An example of the large-scale painting that decorated the castles of these formidable lords is the famous “Cypress Tree” eight-panel screen from the Tokyo National Museum. This depicts just the middle section of an aged tree, painted in bold brush strokes on a background of gold-leaf clouds — a composition that is startling to those more familiar with European paintings where such a tree would be shown in context with earth below and the sky above. Eitoku has here conceived an effect that is extraordinarily powerful, and by cutting off the top and bottom sections of the tree, the image of weight and age is all the more effective. Overwhelming though this picture appears today, what would we give for just a glimpse of recorded “great paintings” of pine and prunus trees extending for up to 60 meters in length?

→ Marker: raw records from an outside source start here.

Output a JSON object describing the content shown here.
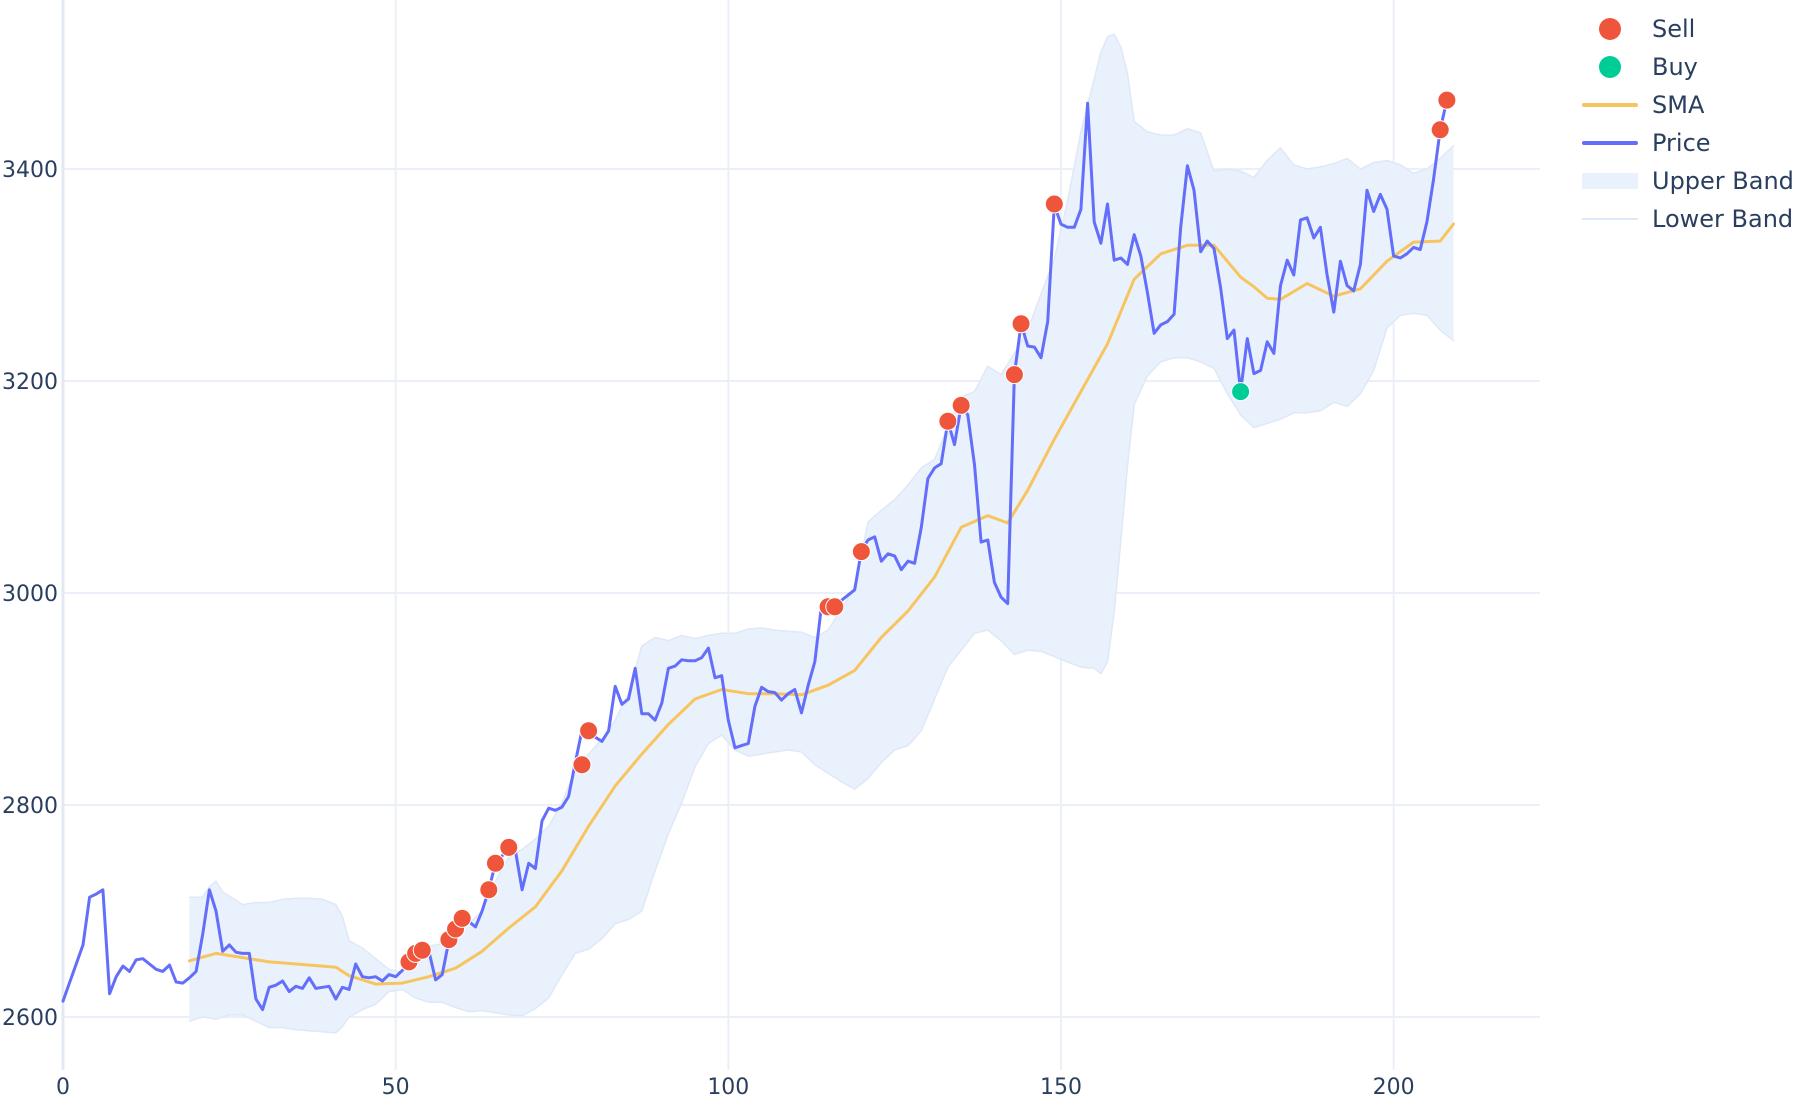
{
  "chart_data": {
    "type": "line",
    "title": "",
    "xlabel": "",
    "ylabel": "",
    "xlim": [
      0,
      222
    ],
    "ylim": [
      2550,
      3550
    ],
    "x_ticks": [
      0,
      50,
      100,
      150,
      200
    ],
    "y_ticks": [
      2600,
      2800,
      3000,
      3200,
      3400
    ],
    "grid": true,
    "legend_position": "top-right",
    "colors": {
      "price": "#636efa",
      "sma": "#f7c55f",
      "band_fill": "#e9f1fc",
      "band_line": "#dfe8f7",
      "sell": "#ef553b",
      "buy": "#00cc96",
      "grid": "#ebf0f8",
      "text": "#2a3f5f"
    },
    "legend": [
      {
        "key": "sell",
        "label": "Sell",
        "kind": "marker"
      },
      {
        "key": "buy",
        "label": "Buy",
        "kind": "marker"
      },
      {
        "key": "sma",
        "label": "SMA",
        "kind": "line"
      },
      {
        "key": "price",
        "label": "Price",
        "kind": "line"
      },
      {
        "key": "upper",
        "label": "Upper Band",
        "kind": "band"
      },
      {
        "key": "lower",
        "label": "Lower Band",
        "kind": "thin"
      }
    ],
    "series": {
      "price": {
        "name": "Price",
        "x": [
          0,
          3,
          4,
          5,
          6,
          7,
          8,
          9,
          10,
          11,
          12,
          13,
          14,
          15,
          16,
          17,
          18,
          19,
          20,
          21,
          22,
          23,
          24,
          25,
          26,
          27,
          28,
          29,
          30,
          31,
          32,
          33,
          34,
          35,
          36,
          37,
          38,
          39,
          40,
          41,
          42,
          43,
          44,
          45,
          46,
          47,
          48,
          49,
          50,
          51,
          52,
          53,
          54,
          55,
          56,
          57,
          58,
          59,
          60,
          61,
          62,
          63,
          64,
          65,
          66,
          67,
          68,
          69,
          70,
          71,
          72,
          73,
          74,
          75,
          76,
          77,
          78,
          79,
          80,
          81,
          82,
          83,
          84,
          85,
          86,
          87,
          88,
          89,
          90,
          91,
          92,
          93,
          94,
          95,
          96,
          97,
          98,
          99,
          100,
          101,
          102,
          103,
          104,
          105,
          106,
          107,
          108,
          109,
          110,
          111,
          112,
          113,
          114,
          115,
          116,
          117,
          118,
          119,
          120,
          121,
          122,
          123,
          124,
          125,
          126,
          127,
          128,
          129,
          130,
          131,
          132,
          133,
          134,
          135,
          136,
          137,
          138,
          139,
          140,
          141,
          142,
          143,
          144,
          145,
          146,
          147,
          148,
          149,
          150,
          151,
          152,
          153,
          154,
          155,
          156,
          157,
          158,
          159,
          160,
          161,
          162,
          163,
          164,
          165,
          166,
          167,
          168,
          169,
          170,
          171,
          172,
          173,
          174,
          175,
          176,
          177,
          178,
          179,
          180,
          181,
          182,
          183,
          184,
          185,
          186,
          187,
          188,
          189,
          190,
          191,
          192,
          193,
          194,
          195,
          196,
          197,
          198,
          199,
          200,
          201,
          202,
          203,
          204,
          205,
          206,
          207,
          208
        ],
        "y": [
          2615,
          2668,
          2713,
          2716,
          2720,
          2622,
          2638,
          2648,
          2643,
          2654,
          2655,
          2650,
          2645,
          2643,
          2649,
          2633,
          2632,
          2637,
          2643,
          2678,
          2720,
          2700,
          2662,
          2668,
          2661,
          2660,
          2660,
          2617,
          2607,
          2628,
          2630,
          2634,
          2624,
          2629,
          2627,
          2637,
          2627,
          2628,
          2629,
          2617,
          2628,
          2626,
          2650,
          2638,
          2637,
          2638,
          2634,
          2640,
          2638,
          2644,
          2652,
          2660,
          2663,
          2662,
          2635,
          2640,
          2672,
          2682,
          2694,
          2690,
          2685,
          2700,
          2720,
          2745,
          2752,
          2760,
          2757,
          2720,
          2745,
          2740,
          2785,
          2797,
          2795,
          2798,
          2808,
          2840,
          2870,
          2865,
          2864,
          2860,
          2870,
          2912,
          2895,
          2900,
          2929,
          2886,
          2886,
          2880,
          2896,
          2929,
          2931,
          2937,
          2936,
          2936,
          2939,
          2948,
          2920,
          2922,
          2880,
          2854,
          2856,
          2858,
          2893,
          2911,
          2907,
          2906,
          2899,
          2905,
          2909,
          2887,
          2913,
          2935,
          2988,
          2990,
          2987,
          2993,
          2998,
          3003,
          3040,
          3050,
          3053,
          3030,
          3037,
          3035,
          3022,
          3030,
          3028,
          3062,
          3108,
          3118,
          3122,
          3162,
          3140,
          3177,
          3168,
          3121,
          3048,
          3050,
          3010,
          2996,
          2990,
          3206,
          3254,
          3233,
          3232,
          3222,
          3256,
          3366,
          3348,
          3345,
          3345,
          3362,
          3462,
          3350,
          3330,
          3367,
          3314,
          3316,
          3310,
          3338,
          3318,
          3283,
          3245,
          3253,
          3256,
          3263,
          3345,
          3403,
          3380,
          3322,
          3332,
          3325,
          3288,
          3240,
          3248,
          3190,
          3240,
          3207,
          3210,
          3237,
          3226,
          3290,
          3314,
          3300,
          3352,
          3354,
          3335,
          3345,
          3300,
          3265,
          3313,
          3290,
          3285,
          3310,
          3380,
          3360,
          3376,
          3362,
          3318,
          3316,
          3320,
          3326,
          3324,
          3350,
          3390,
          3437,
          3465
        ]
      },
      "sma": {
        "name": "SMA",
        "x": [
          19,
          23,
          27,
          31,
          35,
          39,
          41,
          43,
          47,
          51,
          55,
          59,
          63,
          67,
          71,
          75,
          79,
          83,
          87,
          91,
          95,
          99,
          103,
          107,
          111,
          115,
          119,
          123,
          127,
          131,
          135,
          139,
          142,
          145,
          149,
          153,
          157,
          161,
          165,
          169,
          173,
          177,
          179,
          181,
          183,
          187,
          191,
          195,
          199,
          203,
          207,
          209
        ],
        "y": [
          2653,
          2660,
          2656,
          2652,
          2650,
          2648,
          2647,
          2639,
          2631,
          2632,
          2638,
          2646,
          2662,
          2684,
          2704,
          2738,
          2780,
          2818,
          2848,
          2876,
          2900,
          2909,
          2905,
          2905,
          2904,
          2913,
          2927,
          2958,
          2983,
          3015,
          3062,
          3073,
          3066,
          3097,
          3145,
          3190,
          3235,
          3296,
          3320,
          3328,
          3328,
          3298,
          3289,
          3278,
          3277,
          3292,
          3280,
          3287,
          3313,
          3331,
          3332,
          3348
        ]
      },
      "upper_band": {
        "name": "Upper Band",
        "x": [
          19,
          21,
          22,
          23,
          24,
          26,
          27,
          29,
          31,
          33,
          35,
          37,
          39,
          41,
          42,
          43,
          45,
          47,
          49,
          51,
          53,
          55,
          57,
          59,
          61,
          63,
          65,
          67,
          69,
          71,
          73,
          75,
          77,
          79,
          81,
          83,
          85,
          87,
          89,
          91,
          93,
          95,
          97,
          99,
          101,
          103,
          105,
          107,
          109,
          111,
          113,
          115,
          117,
          119,
          121,
          123,
          125,
          127,
          129,
          131,
          133,
          135,
          137,
          139,
          141,
          143,
          145,
          147,
          149,
          151,
          153,
          155,
          156,
          157,
          158,
          159,
          160,
          161,
          163,
          165,
          167,
          169,
          171,
          173,
          175,
          177,
          179,
          181,
          183,
          185,
          187,
          189,
          191,
          193,
          195,
          197,
          199,
          201,
          203,
          205,
          207,
          209
        ],
        "y": [
          2713,
          2713,
          2723,
          2728,
          2718,
          2710,
          2706,
          2708,
          2708,
          2711,
          2712,
          2712,
          2711,
          2706,
          2695,
          2672,
          2665,
          2655,
          2645,
          2642,
          2662,
          2667,
          2669,
          2682,
          2688,
          2700,
          2728,
          2751,
          2758,
          2768,
          2780,
          2802,
          2833,
          2848,
          2862,
          2880,
          2905,
          2950,
          2958,
          2955,
          2960,
          2957,
          2960,
          2962,
          2962,
          2966,
          2967,
          2965,
          2964,
          2963,
          2958,
          2965,
          2985,
          3005,
          3067,
          3078,
          3088,
          3102,
          3118,
          3126,
          3157,
          3185,
          3190,
          3214,
          3206,
          3226,
          3248,
          3282,
          3315,
          3370,
          3435,
          3485,
          3510,
          3525,
          3527,
          3515,
          3490,
          3445,
          3435,
          3432,
          3432,
          3438,
          3434,
          3398,
          3400,
          3398,
          3392,
          3408,
          3420,
          3404,
          3400,
          3402,
          3405,
          3410,
          3400,
          3406,
          3408,
          3404,
          3396,
          3400,
          3410,
          3422
        ]
      },
      "lower_band": {
        "name": "Lower Band",
        "x": [
          19,
          21,
          23,
          25,
          27,
          29,
          31,
          33,
          35,
          37,
          39,
          41,
          42,
          43,
          45,
          47,
          49,
          51,
          53,
          55,
          57,
          59,
          61,
          63,
          65,
          67,
          69,
          71,
          73,
          75,
          77,
          79,
          81,
          83,
          85,
          87,
          89,
          91,
          93,
          95,
          97,
          99,
          101,
          103,
          105,
          107,
          109,
          111,
          113,
          115,
          117,
          119,
          121,
          123,
          125,
          127,
          129,
          131,
          133,
          135,
          137,
          139,
          141,
          143,
          145,
          147,
          149,
          151,
          153,
          155,
          156,
          157,
          158,
          159,
          160,
          161,
          163,
          165,
          167,
          169,
          171,
          173,
          175,
          177,
          179,
          181,
          183,
          185,
          187,
          189,
          191,
          193,
          195,
          197,
          199,
          201,
          203,
          205,
          207,
          209
        ],
        "y": [
          2596,
          2600,
          2598,
          2602,
          2602,
          2596,
          2590,
          2590,
          2588,
          2587,
          2586,
          2585,
          2591,
          2600,
          2607,
          2612,
          2624,
          2626,
          2618,
          2614,
          2614,
          2609,
          2605,
          2606,
          2604,
          2602,
          2601,
          2608,
          2618,
          2640,
          2660,
          2664,
          2674,
          2688,
          2692,
          2700,
          2738,
          2773,
          2802,
          2836,
          2858,
          2866,
          2852,
          2846,
          2848,
          2850,
          2852,
          2850,
          2838,
          2830,
          2822,
          2815,
          2825,
          2840,
          2852,
          2856,
          2870,
          2900,
          2930,
          2946,
          2962,
          2965,
          2955,
          2942,
          2946,
          2945,
          2940,
          2935,
          2930,
          2929,
          2924,
          2935,
          2982,
          3050,
          3120,
          3178,
          3205,
          3218,
          3222,
          3222,
          3218,
          3212,
          3188,
          3168,
          3156,
          3160,
          3164,
          3170,
          3170,
          3172,
          3180,
          3176,
          3188,
          3210,
          3250,
          3262,
          3264,
          3262,
          3248,
          3238
        ]
      }
    },
    "signals": {
      "sell": {
        "name": "Sell",
        "x": [
          52,
          53,
          54,
          58,
          59,
          60,
          64,
          65,
          67,
          78,
          79,
          115,
          116,
          120,
          133,
          135,
          143,
          144,
          149,
          207,
          208
        ],
        "y": [
          2652,
          2660,
          2663,
          2673,
          2683,
          2693,
          2720,
          2745,
          2760,
          2838,
          2870,
          2987,
          2987,
          3039,
          3162,
          3177,
          3206,
          3254,
          3367,
          3437,
          3465
        ]
      },
      "buy": {
        "name": "Buy",
        "x": [
          177
        ],
        "y": [
          3190
        ]
      }
    }
  }
}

But famous though he is for these exuberant screens and sliding doors, Eitoku was equally a master of fine, detailed paintings such as is seen on fans. Until the modern period, there was no dividing line between art and craft in patrons’ minds, and artists were just as likely to be commissioned to produce summer fans, (much like a new line in fashion today), as they were to decorate building interiors. And just like modern fashions, the fans were likely to be thrown away at the end of the season. A few that have survived show beautiful, miniature ink paintings of birds, early autumn fruits, boats on a misty lake, some decorated with a blush of gold dust or an inscribed poem — so continuing the tradition of the painting of the Muromachi Period (1338-1573), in which the Kano School had been born.

Another contrast to the flamboyant and decorative is seen in Eitoku’s genre paintings, which are of historic interest for their depiction of everyday life.

A pair of screens on view here, commissioned by the Shogun Ashikaga Yoshiteru in 1565, depict a view of Kyoto as if seen at a 45-degree angle from an airplane. Details reveal the Gion Festival with attendant celebrants, the business activities of merchants and the calm courtyards of temples and private dwellings. Another six-panel screen shows Hideyoshi’s lavish and richly furnished Jurokadai palace/castle, also known as Kurakutei.

We can only imagine what masterpieces of Eitoku’s hand met their end in flames and what he might have produced had his life been longer. But at least this exhibition can provide us with a glimpse of Momoyama splendor.